I have been using gpt-4o-transcribe and have tried to enforce English as shown in the API documentation, but it keeps responding in many different languages. Please see the attachments for more details. Can anyone help?
EDIT:
It seems like this is a known thing already— “gpt-4o-transcribe has a known bug with language enforcement. Your implementation is correct, but the model is unreliable for English-only transcription.”
I think this is really funny especially since GPT-4o-transcribes “performance” claims its way better than whisper but its transcribing in symbols so idk how that is the case
Here’s what you can do: unlike “whisper-1”, where the prompt field is just lead-up, the end of the previous transcription, on gpt-4o-transcribe, you can pass more instruction-like messages.
"The attached audio conversation (for recitation into text) takes place solely in the English language."
The language ISO code is also going to be simply “passed” into the multimodal language AI in a prompt, not enforced.
Give that a tryout.
The API developer could also normalize audio levels, bandwidth-limit to telephony frequencies, etc.

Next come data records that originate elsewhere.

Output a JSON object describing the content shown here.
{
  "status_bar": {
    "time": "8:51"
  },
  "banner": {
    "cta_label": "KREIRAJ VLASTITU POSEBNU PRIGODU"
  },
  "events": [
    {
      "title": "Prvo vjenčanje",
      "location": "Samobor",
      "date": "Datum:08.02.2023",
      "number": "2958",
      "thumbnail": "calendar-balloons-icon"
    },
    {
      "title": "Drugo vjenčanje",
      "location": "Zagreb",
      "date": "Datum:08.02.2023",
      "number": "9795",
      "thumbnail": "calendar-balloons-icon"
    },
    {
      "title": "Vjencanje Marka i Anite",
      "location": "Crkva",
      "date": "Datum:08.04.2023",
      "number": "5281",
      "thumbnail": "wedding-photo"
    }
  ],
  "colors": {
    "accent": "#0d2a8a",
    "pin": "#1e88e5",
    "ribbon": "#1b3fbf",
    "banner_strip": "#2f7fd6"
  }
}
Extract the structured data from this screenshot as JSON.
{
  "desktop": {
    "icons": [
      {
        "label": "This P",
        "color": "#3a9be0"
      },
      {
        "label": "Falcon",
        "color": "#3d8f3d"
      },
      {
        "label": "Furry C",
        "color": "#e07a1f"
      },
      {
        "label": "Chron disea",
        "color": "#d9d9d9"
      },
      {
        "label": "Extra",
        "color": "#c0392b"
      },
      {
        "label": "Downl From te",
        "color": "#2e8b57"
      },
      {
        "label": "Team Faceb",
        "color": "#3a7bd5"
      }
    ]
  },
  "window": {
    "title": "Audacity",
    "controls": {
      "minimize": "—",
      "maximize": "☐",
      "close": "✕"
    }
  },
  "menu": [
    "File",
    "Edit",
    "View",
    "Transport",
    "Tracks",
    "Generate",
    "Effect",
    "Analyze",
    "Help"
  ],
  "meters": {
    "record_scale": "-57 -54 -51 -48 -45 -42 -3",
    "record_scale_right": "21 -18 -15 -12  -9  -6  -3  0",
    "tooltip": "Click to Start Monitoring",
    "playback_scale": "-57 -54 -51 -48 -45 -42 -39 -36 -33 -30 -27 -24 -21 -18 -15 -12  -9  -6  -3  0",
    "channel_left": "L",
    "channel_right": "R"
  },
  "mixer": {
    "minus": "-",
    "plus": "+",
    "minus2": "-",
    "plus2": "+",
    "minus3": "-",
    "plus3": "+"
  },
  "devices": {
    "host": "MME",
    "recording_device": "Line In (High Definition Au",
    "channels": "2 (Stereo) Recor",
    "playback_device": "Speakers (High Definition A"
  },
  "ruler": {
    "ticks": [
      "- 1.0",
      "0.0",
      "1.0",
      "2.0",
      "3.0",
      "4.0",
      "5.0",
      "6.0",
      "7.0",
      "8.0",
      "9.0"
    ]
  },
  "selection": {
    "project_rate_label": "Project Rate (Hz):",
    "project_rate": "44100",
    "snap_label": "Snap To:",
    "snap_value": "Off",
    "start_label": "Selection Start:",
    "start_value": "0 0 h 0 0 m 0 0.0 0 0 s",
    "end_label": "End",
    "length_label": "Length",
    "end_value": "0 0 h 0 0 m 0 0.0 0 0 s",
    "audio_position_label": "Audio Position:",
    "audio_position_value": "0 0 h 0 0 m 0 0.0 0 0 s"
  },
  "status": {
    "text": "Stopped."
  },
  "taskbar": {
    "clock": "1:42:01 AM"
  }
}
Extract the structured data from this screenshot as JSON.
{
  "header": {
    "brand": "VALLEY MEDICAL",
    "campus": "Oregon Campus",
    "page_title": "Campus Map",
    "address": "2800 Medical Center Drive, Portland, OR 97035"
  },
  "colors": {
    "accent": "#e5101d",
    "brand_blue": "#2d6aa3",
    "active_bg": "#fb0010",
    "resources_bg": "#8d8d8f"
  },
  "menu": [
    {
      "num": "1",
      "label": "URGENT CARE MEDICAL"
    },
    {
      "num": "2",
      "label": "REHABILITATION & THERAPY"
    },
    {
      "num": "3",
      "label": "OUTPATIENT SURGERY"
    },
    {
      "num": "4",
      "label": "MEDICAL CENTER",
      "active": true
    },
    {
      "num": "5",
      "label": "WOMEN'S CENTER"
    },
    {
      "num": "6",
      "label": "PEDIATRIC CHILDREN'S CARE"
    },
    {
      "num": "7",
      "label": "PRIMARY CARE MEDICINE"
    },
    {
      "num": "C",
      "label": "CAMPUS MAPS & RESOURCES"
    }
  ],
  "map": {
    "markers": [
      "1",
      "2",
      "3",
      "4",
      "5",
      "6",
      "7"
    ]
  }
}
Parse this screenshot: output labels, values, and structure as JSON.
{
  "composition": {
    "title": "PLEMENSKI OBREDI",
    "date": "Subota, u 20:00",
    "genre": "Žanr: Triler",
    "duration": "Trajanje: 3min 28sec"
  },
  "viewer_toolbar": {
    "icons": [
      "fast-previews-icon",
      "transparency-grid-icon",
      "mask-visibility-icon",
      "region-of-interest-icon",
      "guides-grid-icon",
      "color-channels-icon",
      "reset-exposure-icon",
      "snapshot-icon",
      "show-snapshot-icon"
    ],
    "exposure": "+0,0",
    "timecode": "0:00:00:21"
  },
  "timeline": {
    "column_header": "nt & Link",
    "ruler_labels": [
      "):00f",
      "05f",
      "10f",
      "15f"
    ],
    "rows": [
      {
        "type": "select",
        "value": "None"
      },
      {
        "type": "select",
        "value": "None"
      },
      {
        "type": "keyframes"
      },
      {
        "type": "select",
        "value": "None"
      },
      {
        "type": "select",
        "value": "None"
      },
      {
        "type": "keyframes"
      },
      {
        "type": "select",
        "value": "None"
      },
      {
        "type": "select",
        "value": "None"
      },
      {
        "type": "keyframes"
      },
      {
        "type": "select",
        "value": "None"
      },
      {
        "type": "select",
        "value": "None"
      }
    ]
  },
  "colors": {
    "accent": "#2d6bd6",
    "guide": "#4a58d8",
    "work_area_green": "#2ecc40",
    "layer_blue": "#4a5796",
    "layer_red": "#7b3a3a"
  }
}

It seems like this is a known thing already— “gpt-4o-transcribe has a known bug with language enforcement. Your implementation is correct, but the model is unreliable for English-only transcription.”
If this is a known bug, it’s the first I’ve heard of it. We do English transcriptions all the time. In fact I just now tested a few English transcriptions to verify and everyting was fine.
The only difference between your code and ours is that we set temperature to 0.2 and we don’t use chunking. Maybe something wrong with with your callBack?
Or you could try @_j‘s suggestion and use the optional prompt parameter to send an instruction.